[lbo-talk] Cuba petition

Thiago Oppermann thiago_oppermann at bigpond.com
Mon Apr 14 18:44:51 PDT 2003


On 15/4/2003 11:01 AM, "lbo-talk-request at lbo-talk.org" <lbo-talk-request at lbo-talk.org> wrote:


> Brad DeLong:
>> Is Castro a "legitimate" ruler? If Mexico and Costa Rica decided that
>> the days of dictators were over in Cuba, would you oppose them?

Is Bush a legitimate ruler? If Brazil, Costa Rica and a token pacific nation, say Kiribati, decided to get rid of him, would you oppose them?

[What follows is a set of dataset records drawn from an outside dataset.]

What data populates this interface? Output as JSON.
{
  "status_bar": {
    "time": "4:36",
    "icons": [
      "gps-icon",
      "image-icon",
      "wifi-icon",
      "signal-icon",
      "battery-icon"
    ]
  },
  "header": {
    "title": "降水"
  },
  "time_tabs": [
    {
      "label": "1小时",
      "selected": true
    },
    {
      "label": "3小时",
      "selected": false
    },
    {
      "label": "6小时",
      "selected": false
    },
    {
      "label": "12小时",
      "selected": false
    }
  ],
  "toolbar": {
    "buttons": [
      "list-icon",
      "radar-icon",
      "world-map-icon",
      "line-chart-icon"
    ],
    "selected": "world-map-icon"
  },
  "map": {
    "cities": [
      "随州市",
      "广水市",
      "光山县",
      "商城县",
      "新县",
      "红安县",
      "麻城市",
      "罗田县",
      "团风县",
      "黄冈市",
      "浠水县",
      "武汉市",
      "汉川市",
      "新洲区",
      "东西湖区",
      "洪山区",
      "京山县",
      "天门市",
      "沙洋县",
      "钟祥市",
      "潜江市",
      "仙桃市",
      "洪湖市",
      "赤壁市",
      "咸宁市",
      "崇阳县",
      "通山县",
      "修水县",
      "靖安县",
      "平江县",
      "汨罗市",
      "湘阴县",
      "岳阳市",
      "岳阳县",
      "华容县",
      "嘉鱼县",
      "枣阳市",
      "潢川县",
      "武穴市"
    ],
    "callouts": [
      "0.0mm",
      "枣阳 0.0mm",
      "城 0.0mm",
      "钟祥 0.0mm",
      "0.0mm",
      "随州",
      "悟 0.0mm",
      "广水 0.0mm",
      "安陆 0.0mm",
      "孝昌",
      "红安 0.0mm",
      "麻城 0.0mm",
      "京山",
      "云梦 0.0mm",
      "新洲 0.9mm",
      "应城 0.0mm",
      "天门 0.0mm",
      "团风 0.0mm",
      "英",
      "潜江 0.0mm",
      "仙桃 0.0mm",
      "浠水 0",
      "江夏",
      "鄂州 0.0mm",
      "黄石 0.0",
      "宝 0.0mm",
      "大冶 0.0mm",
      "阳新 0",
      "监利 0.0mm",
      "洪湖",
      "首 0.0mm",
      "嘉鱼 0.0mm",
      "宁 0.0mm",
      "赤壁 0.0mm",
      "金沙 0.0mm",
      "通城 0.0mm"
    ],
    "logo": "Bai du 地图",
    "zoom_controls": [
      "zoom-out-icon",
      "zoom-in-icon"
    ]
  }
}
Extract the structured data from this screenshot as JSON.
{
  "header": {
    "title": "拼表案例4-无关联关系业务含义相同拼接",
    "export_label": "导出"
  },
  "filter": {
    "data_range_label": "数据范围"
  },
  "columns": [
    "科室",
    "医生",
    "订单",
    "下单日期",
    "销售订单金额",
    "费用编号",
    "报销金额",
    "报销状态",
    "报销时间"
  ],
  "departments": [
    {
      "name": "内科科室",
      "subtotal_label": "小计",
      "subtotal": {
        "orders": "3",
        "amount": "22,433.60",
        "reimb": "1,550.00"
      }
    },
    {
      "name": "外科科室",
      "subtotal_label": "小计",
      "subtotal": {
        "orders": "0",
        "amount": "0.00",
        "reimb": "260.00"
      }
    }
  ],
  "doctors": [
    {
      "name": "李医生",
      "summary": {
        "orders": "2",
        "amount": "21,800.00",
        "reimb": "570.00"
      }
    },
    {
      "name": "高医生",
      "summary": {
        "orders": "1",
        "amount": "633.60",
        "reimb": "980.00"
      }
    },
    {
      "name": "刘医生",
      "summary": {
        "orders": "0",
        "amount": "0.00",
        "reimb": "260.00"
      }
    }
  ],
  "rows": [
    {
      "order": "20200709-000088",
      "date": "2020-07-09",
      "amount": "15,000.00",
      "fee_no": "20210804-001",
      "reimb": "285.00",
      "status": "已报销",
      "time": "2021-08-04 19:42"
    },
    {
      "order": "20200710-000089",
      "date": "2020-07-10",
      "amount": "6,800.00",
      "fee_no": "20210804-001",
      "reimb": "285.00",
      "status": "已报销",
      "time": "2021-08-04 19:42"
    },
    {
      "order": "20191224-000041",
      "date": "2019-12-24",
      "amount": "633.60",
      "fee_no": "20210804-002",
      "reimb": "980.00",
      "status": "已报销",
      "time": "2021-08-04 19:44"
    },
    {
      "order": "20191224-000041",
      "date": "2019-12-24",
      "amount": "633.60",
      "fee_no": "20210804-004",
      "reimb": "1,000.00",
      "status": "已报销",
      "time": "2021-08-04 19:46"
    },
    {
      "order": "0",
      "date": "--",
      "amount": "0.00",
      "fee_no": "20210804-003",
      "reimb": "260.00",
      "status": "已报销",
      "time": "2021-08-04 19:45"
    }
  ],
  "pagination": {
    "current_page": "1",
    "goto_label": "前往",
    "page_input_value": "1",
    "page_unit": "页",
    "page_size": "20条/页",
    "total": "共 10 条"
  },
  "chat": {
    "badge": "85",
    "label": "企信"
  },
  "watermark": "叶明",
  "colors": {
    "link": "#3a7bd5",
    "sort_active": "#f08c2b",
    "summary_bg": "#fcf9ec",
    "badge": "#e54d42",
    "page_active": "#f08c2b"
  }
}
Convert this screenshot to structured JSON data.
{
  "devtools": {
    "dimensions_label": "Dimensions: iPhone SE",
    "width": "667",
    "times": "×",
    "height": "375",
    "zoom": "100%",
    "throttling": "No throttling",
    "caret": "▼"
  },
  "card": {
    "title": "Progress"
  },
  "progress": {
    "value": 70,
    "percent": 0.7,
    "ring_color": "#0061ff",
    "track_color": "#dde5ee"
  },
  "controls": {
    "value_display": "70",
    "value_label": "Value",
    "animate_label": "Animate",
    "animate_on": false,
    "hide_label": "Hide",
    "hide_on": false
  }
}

Ways in which Bush may fail to be a legitimate ruler: he was elected in dubious circumstances, perhaps not elected at all; the US electoral college system is a weird relic that clearly fails 20th century standards of democratic enfranchisement; you guys still don't have preference allocation or proportional representation; so is the idea of an unelected executive; his regime is connected to terror, and in fact appointed arch terrorist Negroponte to the UN; the US harbours terrorists, including Otto Reich and even Kissinger, who had a hand in killing about a kiloWTC worth of S.E. Asians; it refuses to abide by extradition requests for such criminals as the heads of Union Carbide; it is in possession of massive amounts of WMDs and has repeatedly signalled that it will not abide by the international law governing their disposal and use; it has invaded a country more or less every second year for the last twenty five; it finances religious fundamentalists in Israel; it torpedoes international institutions at every opportunity, and to top a very partial list of grievances, the US is a clear and present danger to the world's environment. These are some of the reasons why people such as myself find your insistence on legitimacy rather implausible. If you really cared about it, you would be trying to blow up the white house (which is what 'intervention' US-style ultimately boils down to.)